The mating system of ferns seems to be determined by the balance between inbreeding depression and the advantages of selfing. Additionally, it appears that changes in the sexual expression pattern, timing, and the position of the reproductive organs on gametophytes can alter the ease of gametophytic selfing. As discussed previously11, the evolution of selfing via transmission advantage operates only under a low genetic load and predominant selfing is expected3. Therefore, the existence of mixed-mating even in the M-type populations suggests that reproductive assurance, rather than transmission advantage, is the main factor affecting the evolution of selfing in this species.
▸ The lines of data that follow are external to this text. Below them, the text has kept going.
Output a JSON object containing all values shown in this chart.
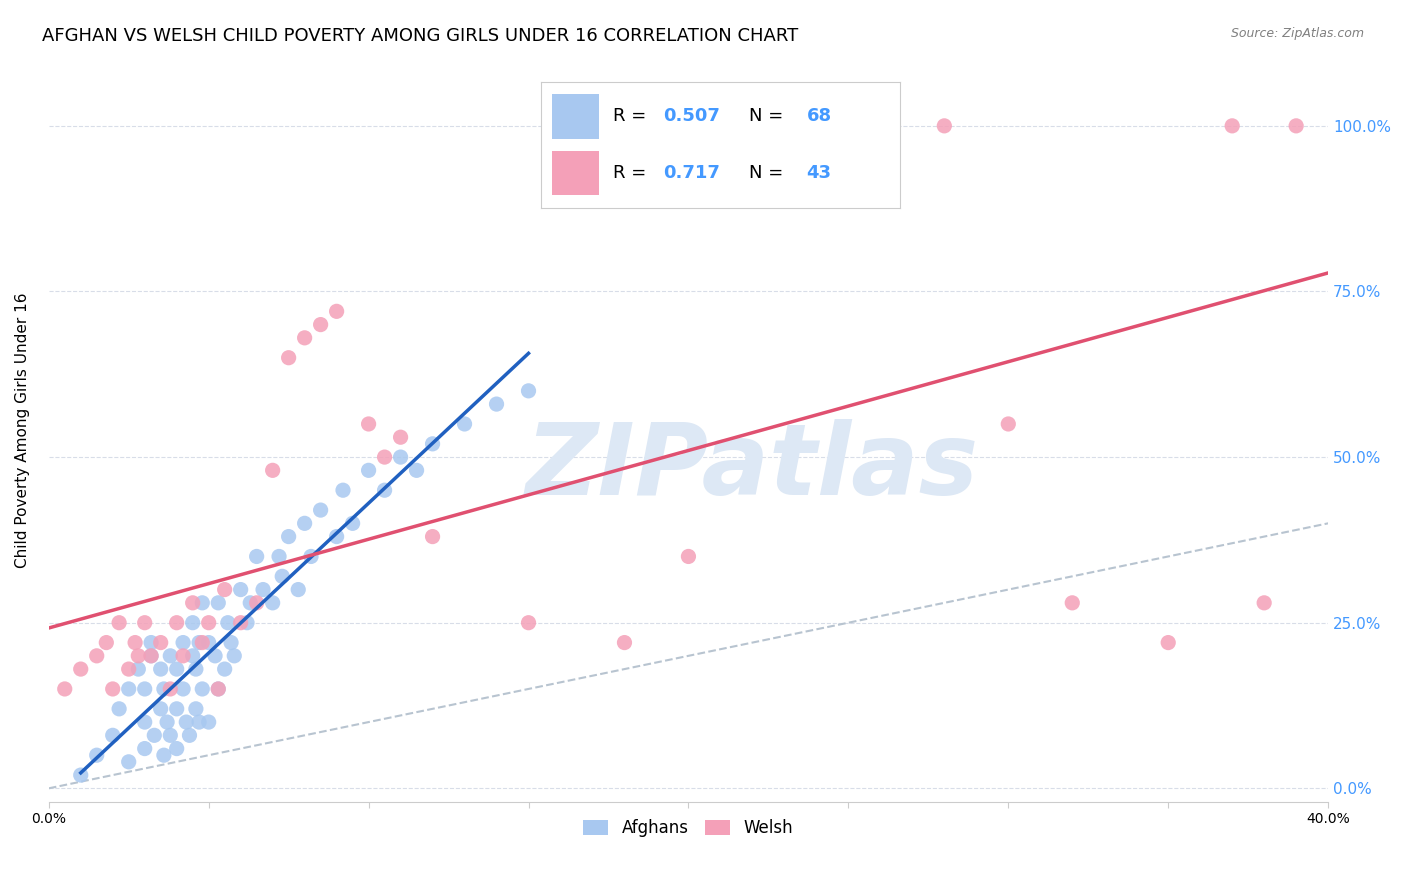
{
  "title": "AFGHAN VS WELSH CHILD POVERTY AMONG GIRLS UNDER 16 CORRELATION CHART",
  "source": "Source: ZipAtlas.com",
  "ylabel": "Child Poverty Among Girls Under 16",
  "xlim": [
    0.0,
    0.4
  ],
  "ylim": [
    -0.02,
    1.1
  ],
  "ytick_positions": [
    0.0,
    0.25,
    0.5,
    0.75,
    1.0
  ],
  "ytick_labels_right": [
    "0.0%",
    "25.0%",
    "50.0%",
    "75.0%",
    "100.0%"
  ],
  "xtick_positions": [
    0.0,
    0.05,
    0.1,
    0.15,
    0.2,
    0.25,
    0.3,
    0.35,
    0.4
  ],
  "xtick_labels": [
    "0.0%",
    "",
    "",
    "",
    "",
    "",
    "",
    "",
    "40.0%"
  ],
  "afghan_R": "0.507",
  "afghan_N": "68",
  "welsh_R": "0.717",
  "welsh_N": "43",
  "afghan_color": "#a8c8f0",
  "welsh_color": "#f4a0b8",
  "afghan_line_color": "#2060c0",
  "welsh_line_color": "#e05070",
  "ref_line_color": "#b8c4d0",
  "watermark_color": "#dde8f5",
  "watermark_text": "ZIPatlas",
  "background_color": "#ffffff",
  "grid_color": "#d8dde8",
  "blue_text_color": "#4499ff",
  "afghan_x": [
    0.01,
    0.015,
    0.02,
    0.022,
    0.025,
    0.025,
    0.028,
    0.03,
    0.03,
    0.03,
    0.032,
    0.032,
    0.033,
    0.035,
    0.035,
    0.036,
    0.036,
    0.037,
    0.038,
    0.038,
    0.04,
    0.04,
    0.04,
    0.042,
    0.042,
    0.043,
    0.044,
    0.045,
    0.045,
    0.046,
    0.046,
    0.047,
    0.047,
    0.048,
    0.048,
    0.05,
    0.05,
    0.052,
    0.053,
    0.053,
    0.055,
    0.056,
    0.057,
    0.058,
    0.06,
    0.062,
    0.063,
    0.065,
    0.067,
    0.07,
    0.072,
    0.073,
    0.075,
    0.078,
    0.08,
    0.082,
    0.085,
    0.09,
    0.092,
    0.095,
    0.1,
    0.105,
    0.11,
    0.115,
    0.12,
    0.13,
    0.14,
    0.15
  ],
  "afghan_y": [
    0.02,
    0.05,
    0.08,
    0.12,
    0.04,
    0.15,
    0.18,
    0.06,
    0.1,
    0.15,
    0.2,
    0.22,
    0.08,
    0.12,
    0.18,
    0.05,
    0.15,
    0.1,
    0.08,
    0.2,
    0.06,
    0.12,
    0.18,
    0.15,
    0.22,
    0.1,
    0.08,
    0.2,
    0.25,
    0.12,
    0.18,
    0.1,
    0.22,
    0.15,
    0.28,
    0.1,
    0.22,
    0.2,
    0.15,
    0.28,
    0.18,
    0.25,
    0.22,
    0.2,
    0.3,
    0.25,
    0.28,
    0.35,
    0.3,
    0.28,
    0.35,
    0.32,
    0.38,
    0.3,
    0.4,
    0.35,
    0.42,
    0.38,
    0.45,
    0.4,
    0.48,
    0.45,
    0.5,
    0.48,
    0.52,
    0.55,
    0.58,
    0.6
  ],
  "welsh_x": [
    0.005,
    0.01,
    0.015,
    0.018,
    0.02,
    0.022,
    0.025,
    0.027,
    0.028,
    0.03,
    0.032,
    0.035,
    0.038,
    0.04,
    0.042,
    0.045,
    0.048,
    0.05,
    0.053,
    0.055,
    0.06,
    0.065,
    0.07,
    0.075,
    0.08,
    0.085,
    0.09,
    0.1,
    0.105,
    0.11,
    0.12,
    0.15,
    0.18,
    0.2,
    0.22,
    0.25,
    0.28,
    0.3,
    0.32,
    0.35,
    0.37,
    0.38,
    0.39
  ],
  "welsh_y": [
    0.15,
    0.18,
    0.2,
    0.22,
    0.15,
    0.25,
    0.18,
    0.22,
    0.2,
    0.25,
    0.2,
    0.22,
    0.15,
    0.25,
    0.2,
    0.28,
    0.22,
    0.25,
    0.15,
    0.3,
    0.25,
    0.28,
    0.48,
    0.65,
    0.68,
    0.7,
    0.72,
    0.55,
    0.5,
    0.53,
    0.38,
    0.25,
    0.22,
    0.35,
    1.0,
    1.0,
    1.0,
    0.55,
    0.28,
    0.22,
    1.0,
    0.28,
    1.0
  ],
  "title_fontsize": 13,
  "axis_label_fontsize": 11,
  "tick_fontsize": 10,
  "legend_fontsize": 13
}
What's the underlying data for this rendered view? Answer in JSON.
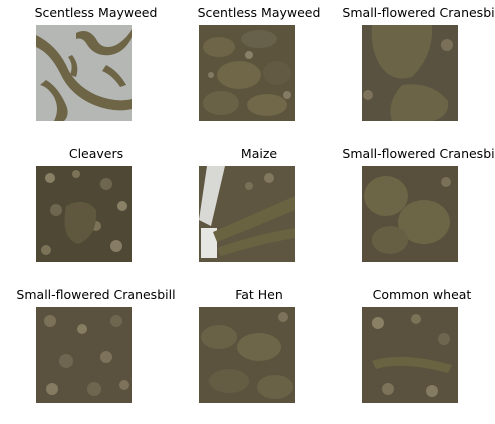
{
  "grid": {
    "items": [
      {
        "label": "Scentless Mayweed",
        "kind": "mayweed-photo"
      },
      {
        "label": "Scentless Mayweed",
        "kind": "soil-photo"
      },
      {
        "label": "Small-flowered Cranesbill",
        "kind": "cranesbill-photo"
      },
      {
        "label": "Cleavers",
        "kind": "soil-photo"
      },
      {
        "label": "Maize",
        "kind": "maize-photo"
      },
      {
        "label": "Small-flowered Cranesbill",
        "kind": "cranesbill-photo"
      },
      {
        "label": "Small-flowered Cranesbill",
        "kind": "soil-photo"
      },
      {
        "label": "Fat Hen",
        "kind": "soil-photo"
      },
      {
        "label": "Common wheat",
        "kind": "soil-photo"
      }
    ]
  },
  "colors": {
    "soil_dark": "#4a4233",
    "soil_mid": "#6b6147",
    "leaf": "#6d6542",
    "grey_bg": "#b6b8b6"
  }
}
If this is the case, populations of subsp. littorale are expected to harbor sufficient genetic load to avoid the positive feedback process of selfing evolution driven by transmission advantage3. If genetic diversity and inbreeding depression increased in selfing populations that have been stable for a long time as a result of migration, it would be possible for them to change their sexual expression toward enhancing outcrossing, especially in populations that were not completely selfing.

Conclusion

This study successfully showed that C. falcatum subsp. littorale underwent a population bottleneck during the last glacial period, which appears to have induced the divergence of C. falcatum subsp. littorale and australe. The evolution of selfing may have been favored by reproductive assurance during rapid range expansion after the last glacial period. This is the first study to address the relationship between mating system evolution and range expansion after a glacial period based on demographic inferences, and it sheds new light on mating system evolution and ecological dynamics in both ferns and other plant species.